I'm pretty sure the e-mail has been sent from a PC not a mac but have sucessfully recieved other attachments via word, jpg, excel etc
I really do have no idea what to do with this, i have half heartedly tried to open the document from powerpoint but don't really know what i'm doing!!!!!
Help!!


----------



## MSY-Houston (Dec 5, 2004)

skatie said:


> Hey there
> I currently operate on OSX software on a G5 mac, i have been sent a powerpoint attachment and have succesfully downloaded it but it simply refuses to open. When i click on it script editor appears and a message reading.....
> " OPEN DICTIONARY
> Unable to read the dictionary of the application or extension because it is not scriptable"
> ...


I suspect that it is has something to do with the originating file.
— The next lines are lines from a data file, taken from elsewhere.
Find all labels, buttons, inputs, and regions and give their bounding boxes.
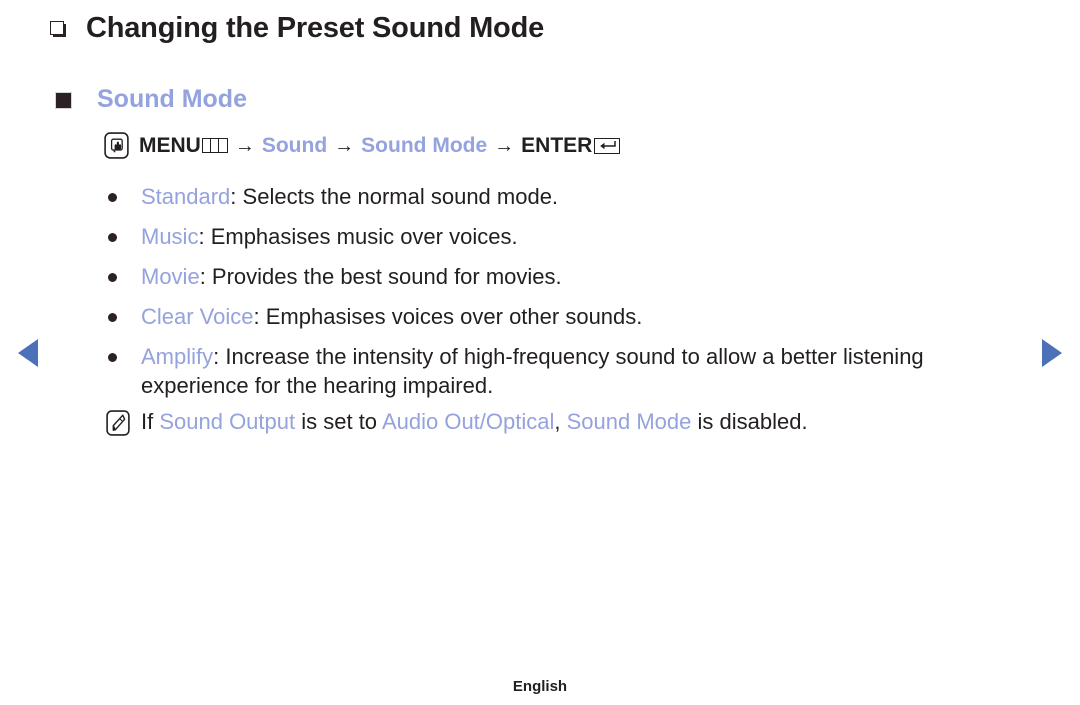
list-item: Clear Voice: Emphasises voices over othe… xyxy=(108,302,988,331)
note-part-2: is set to xyxy=(295,409,382,434)
sound-mode-list: Standard: Selects the normal sound mode.… xyxy=(108,182,988,400)
section-heading: Sound Mode xyxy=(97,85,247,113)
mode-name: Music xyxy=(141,224,199,250)
page-title: Changing the Preset Sound Mode xyxy=(86,12,545,44)
list-item: Standard: Selects the normal sound mode. xyxy=(108,182,988,211)
list-item-text: Amplify: Increase the intensity of high-… xyxy=(141,342,961,400)
mode-description: Emphasises voices over other sounds. xyxy=(265,304,643,330)
mode-description: Emphasises music over voices. xyxy=(210,224,518,250)
list-item: Amplify: Increase the intensity of high-… xyxy=(108,342,988,400)
note-part-1: If xyxy=(141,409,160,434)
list-item-text: Standard: Selects the normal sound mode. xyxy=(141,182,558,211)
note-part-4: is disabled. xyxy=(691,409,808,434)
menu-keys-icon xyxy=(201,138,228,153)
bullet-dot-icon xyxy=(108,193,117,202)
list-item-text: Movie: Provides the best sound for movie… xyxy=(141,262,562,291)
menu-label: MENU xyxy=(139,134,201,157)
mode-separator: : xyxy=(199,264,212,290)
note-keyword-sound-mode: Sound Mode xyxy=(566,409,692,434)
oo-press-icon xyxy=(104,132,129,159)
filled-square-bullet-icon xyxy=(55,92,72,109)
section-heading-row: Sound Mode xyxy=(55,84,247,115)
menu-step-sound: Sound xyxy=(261,134,328,157)
hollow-square-bullet-icon xyxy=(50,21,66,37)
mode-separator: : xyxy=(198,224,211,250)
note-text: If Sound Output is set to Audio Out/Opti… xyxy=(141,408,808,437)
list-item-text: Clear Voice: Emphasises voices over othe… xyxy=(141,302,642,331)
path-arrow-2: → xyxy=(334,134,355,157)
enter-return-icon xyxy=(594,137,621,154)
previous-page-arrow-icon[interactable] xyxy=(18,339,38,367)
list-item: Movie: Provides the best sound for movie… xyxy=(108,262,988,291)
enter-label: ENTER xyxy=(521,134,593,157)
bullet-dot-icon xyxy=(108,353,117,363)
bullet-dot-icon xyxy=(108,313,117,323)
nn-note-icon xyxy=(106,410,130,436)
menu-step-sound-mode: Sound Mode xyxy=(361,134,488,157)
note-keyword-audio-out-optical: Audio Out/Optical xyxy=(381,409,555,434)
menu-path-row: MENU → Sound → Sound Mode → ENTER xyxy=(104,132,621,159)
mode-name: Standard xyxy=(141,184,231,209)
path-arrow-1: → xyxy=(234,134,255,157)
note-part-3: , xyxy=(554,409,567,434)
note-keyword-sound-output: Sound Output xyxy=(159,409,296,434)
note-row: If Sound Output is set to Audio Out/Opti… xyxy=(106,408,808,437)
page-title-row: Changing the Preset Sound Mode xyxy=(50,10,544,46)
mode-description: Selects the normal sound mode. xyxy=(242,184,559,209)
bullet-dot-icon xyxy=(108,233,117,243)
list-item-text: Music: Emphasises music over voices. xyxy=(141,222,518,251)
menu-path-text: MENU → Sound → Sound Mode → ENTER xyxy=(139,134,621,157)
mode-separator: : xyxy=(253,304,266,330)
path-arrow-3: → xyxy=(494,134,515,157)
next-page-arrow-icon[interactable] xyxy=(1042,339,1062,367)
list-item: Music: Emphasises music over voices. xyxy=(108,222,988,251)
bullet-dot-icon xyxy=(108,273,117,283)
footer-language-label: English xyxy=(512,678,568,695)
mode-description: Provides the best sound for movies. xyxy=(211,264,562,290)
mode-name: Amplify xyxy=(141,344,214,370)
mode-description: Increase the intensity of high-frequency… xyxy=(141,344,924,399)
mode-name: Clear Voice xyxy=(141,304,254,330)
mode-separator: : xyxy=(213,344,226,370)
mode-name: Movie xyxy=(141,264,200,290)
mode-separator: : xyxy=(230,184,243,209)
Perhaps they could resave it (without Macros, if they put any in), using Save As, and send you a revised file.

Houston


----------



## MSM Hobbes (Apr 23, 2004)

Have found an error w/ same wording, but its related to an issue w/ Adobe Reader, not PowerPoint... http://www.haeseandharris.com.au/software.asp

However, at http://www.codecomments.com/archive241-2004-9-285433.html it seems that you may be able to rewrite part of you Apple Script.

Please let us know if this worked or not. Good luck.

Oh, as to another thought... is the PowerPoint programs compatible w/ each other too? Can you send one from the Mac to the PC w/o any issues? Just curious...


----------